Cashman didn’t think much about the connection at the time. But years later, his father did. While attending Stonehill College during the late 1980s with his heart set on going into sports broadcasting, Cashman’s father suggested that he write a letter to Ryan, who had since moved to Florida, asking for his advice about breaking into broadcasting.
That letter would one day open the doors to the career Cashman now enjoys.
Ryan responded to his letter, and asked Chris Rohrs, then the general manager at WFSB, to meet with Cashman.
Rohrs’ advice; Go into ad sales.
But Cashman was determined to go into sports broadcasting.
“I was pretty starry-eyed,” he said. “I wanted to be a sportscaster, the next Chris Berman.”
Throughout college, Cashman worked at various part-time jobs and internships in the field, including a part-time job at a local Brockton, Mass., newspaper.

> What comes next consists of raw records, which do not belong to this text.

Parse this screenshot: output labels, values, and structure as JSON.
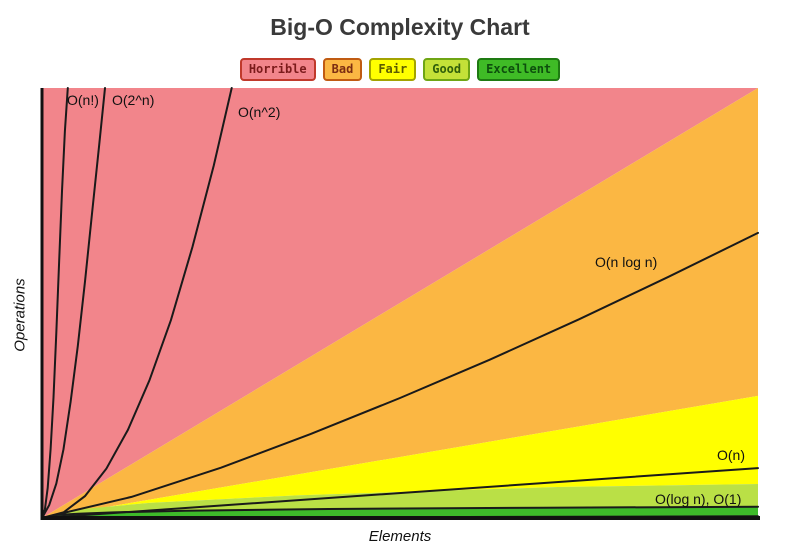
{
  "chart_data": {
    "type": "line",
    "title": "Big-O Complexity Chart",
    "xlabel": "Elements",
    "ylabel": "Operations",
    "axes": {
      "x_ticks": "none",
      "y_ticks": "none",
      "grid": false
    },
    "legend_position": "top",
    "curve_color": "#1a1a1a",
    "curve_labels": {
      "nfact": "O(n!)",
      "two_n": "O(2^n)",
      "nsq": "O(n^2)",
      "nlogn": "O(n log n)",
      "n": "O(n)",
      "logn_one": "O(log n), O(1)"
    },
    "series": [
      {
        "id": "nfact",
        "name": "O(n!)",
        "points": [
          [
            0,
            0
          ],
          [
            0.004,
            0.02
          ],
          [
            0.008,
            0.07
          ],
          [
            0.012,
            0.16
          ],
          [
            0.016,
            0.28
          ],
          [
            0.02,
            0.43
          ],
          [
            0.024,
            0.6
          ],
          [
            0.028,
            0.76
          ],
          [
            0.032,
            0.9
          ],
          [
            0.036,
            1
          ]
        ]
      },
      {
        "id": "two_n",
        "name": "O(2^n)",
        "points": [
          [
            0,
            0
          ],
          [
            0.01,
            0.03
          ],
          [
            0.02,
            0.08
          ],
          [
            0.03,
            0.16
          ],
          [
            0.04,
            0.27
          ],
          [
            0.05,
            0.4
          ],
          [
            0.06,
            0.55
          ],
          [
            0.07,
            0.71
          ],
          [
            0.08,
            0.87
          ],
          [
            0.088,
            1
          ]
        ]
      },
      {
        "id": "nsq",
        "name": "O(n^2)",
        "points": [
          [
            0,
            0
          ],
          [
            0.03,
            0.013
          ],
          [
            0.06,
            0.051
          ],
          [
            0.09,
            0.115
          ],
          [
            0.12,
            0.205
          ],
          [
            0.15,
            0.32
          ],
          [
            0.18,
            0.46
          ],
          [
            0.21,
            0.63
          ],
          [
            0.24,
            0.82
          ],
          [
            0.265,
            1
          ]
        ]
      },
      {
        "id": "nlogn",
        "name": "O(n log n)",
        "points": [
          [
            0,
            0
          ],
          [
            0.125,
            0.049
          ],
          [
            0.25,
            0.117
          ],
          [
            0.375,
            0.195
          ],
          [
            0.5,
            0.279
          ],
          [
            0.625,
            0.368
          ],
          [
            0.75,
            0.462
          ],
          [
            0.875,
            0.561
          ],
          [
            1,
            0.663
          ]
        ]
      },
      {
        "id": "n",
        "name": "O(n)",
        "points": [
          [
            0,
            0
          ],
          [
            1,
            0.116
          ]
        ]
      },
      {
        "id": "logn",
        "name": "O(log n)",
        "points": [
          [
            0,
            0
          ],
          [
            0.02,
            0.007
          ],
          [
            0.05,
            0.01
          ],
          [
            0.1,
            0.013
          ],
          [
            0.2,
            0.017
          ],
          [
            0.4,
            0.021
          ],
          [
            0.7,
            0.024
          ],
          [
            1,
            0.026
          ]
        ]
      },
      {
        "id": "one",
        "name": "O(1)",
        "points": [
          [
            0,
            0
          ],
          [
            1,
            0.004
          ]
        ]
      }
    ],
    "regions": [
      {
        "name": "horrible",
        "color": "#F2858B",
        "lower": [
          [
            0,
            0
          ],
          [
            1,
            1
          ]
        ],
        "upper": [
          [
            0,
            1
          ],
          [
            1,
            1
          ]
        ]
      },
      {
        "name": "bad",
        "color": "#FBB743",
        "lower": [
          [
            0,
            0
          ],
          [
            1,
            0.284
          ]
        ],
        "upper": [
          [
            0,
            0
          ],
          [
            1,
            1
          ]
        ]
      },
      {
        "name": "fair",
        "color": "#FFFF00",
        "lower": [
          [
            0,
            0
          ],
          [
            0.05,
            0.02
          ],
          [
            0.15,
            0.035
          ],
          [
            0.36,
            0.053
          ],
          [
            0.72,
            0.072
          ],
          [
            1,
            0.079
          ]
        ],
        "upper": [
          [
            0,
            0
          ],
          [
            1,
            0.284
          ]
        ]
      },
      {
        "name": "good",
        "color": "#BAE046",
        "lower": [
          [
            0,
            0
          ],
          [
            0.02,
            0.008
          ],
          [
            0.05,
            0.011
          ],
          [
            0.1,
            0.014
          ],
          [
            0.2,
            0.018
          ],
          [
            0.4,
            0.022
          ],
          [
            0.7,
            0.025
          ],
          [
            1,
            0.028
          ]
        ],
        "upper": [
          [
            0,
            0
          ],
          [
            0.05,
            0.02
          ],
          [
            0.15,
            0.035
          ],
          [
            0.36,
            0.053
          ],
          [
            0.72,
            0.072
          ],
          [
            1,
            0.079
          ]
        ]
      },
      {
        "name": "excellent",
        "color": "#3EBA2A",
        "lower": [
          [
            0,
            0
          ],
          [
            1,
            0.001
          ]
        ],
        "upper": [
          [
            0,
            0
          ],
          [
            0.02,
            0.008
          ],
          [
            0.05,
            0.011
          ],
          [
            0.1,
            0.014
          ],
          [
            0.2,
            0.018
          ],
          [
            0.4,
            0.022
          ],
          [
            0.7,
            0.025
          ],
          [
            1,
            0.028
          ]
        ]
      }
    ]
  },
  "legend": {
    "items": [
      {
        "id": "horrible",
        "label": "Horrible",
        "bg": "#F2858B",
        "border": "#C0392B",
        "text_color": "#7B1B1B"
      },
      {
        "id": "bad",
        "label": "Bad",
        "bg": "#FBB743",
        "border": "#C05B12",
        "text_color": "#7C2D12"
      },
      {
        "id": "fair",
        "label": "Fair",
        "bg": "#FFFF00",
        "border": "#A3A300",
        "text_color": "#5C5C00"
      },
      {
        "id": "good",
        "label": "Good",
        "bg": "#C4E138",
        "border": "#6FA514",
        "text_color": "#2F5E0A"
      },
      {
        "id": "excellent",
        "label": "Excellent",
        "bg": "#3FBB26",
        "border": "#1E7A12",
        "text_color": "#0D4F0D"
      }
    ]
  }
}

But his best gig was an internship at WLVI Channel 56 in Boston. “They sent me in a cab to all the Celtics and Bruins games to get sound bites from the players after the game. At 21, to go to the press box and ask questions, it was just an amazing experience. It was a dream come true,” he said.
But his most profitable job came from working on construction during winter breaks. He earned union wages — his father was the manager of a labor union — which gave Cashman a sizeable paycheck that far outweighed anything his peers made. It allowed him to pay for half of his college education, Cashman recalled.
“I think working construction had the most significant impact on my life,” he reflected. “It taught me the value of an education and the value of a dollar. I think it made me street-smart. In that environment, as a college kid working at a construction site six to seven days a week, 12 hours a day, it’s not just physical labor. … The experience of working construction really opens your eyes to a whole new world. I learned that I wanted to do work with my mind, not my back.”
That said, he reconsidered Rohr’s suggestion. Although he had three part-time reporting jobs at the time — at the Hartford Courant writing sports roundups, offering play-by-play high school commentary for a small radio station, WBIS, in Bristol and also selling ads for the station — Cashman went back to visit Rohr at WFSB.
Rohr hired him as a sales representative, and Cashman discovered that he enjoyed and found success in advertising sales at Channel 3.
That letter from Bill Ryan, introducing him to Rohrs, changed Cashman’s career path in another important way. While selling ads at WFSB (yes, he did eventually take Ryan’s advice), Cashman struck up a friendship with another sales representative, Ed Katz. After a few years of selling ads at Channel 3, the two decided to startup their own advertising agency.
Just 25 years old, Cashman said he was a little naïve about the risk and commitment needed to run your own company. “I think you have to be,” he said.
Fifteen years later, the two continue to operate their advertising and public relations company, Cashman & Katz Integrated Communications in Glastonbury. The two also founded Connecticut In Focus, a separate company that facilitates focus group research. They employ 23 people.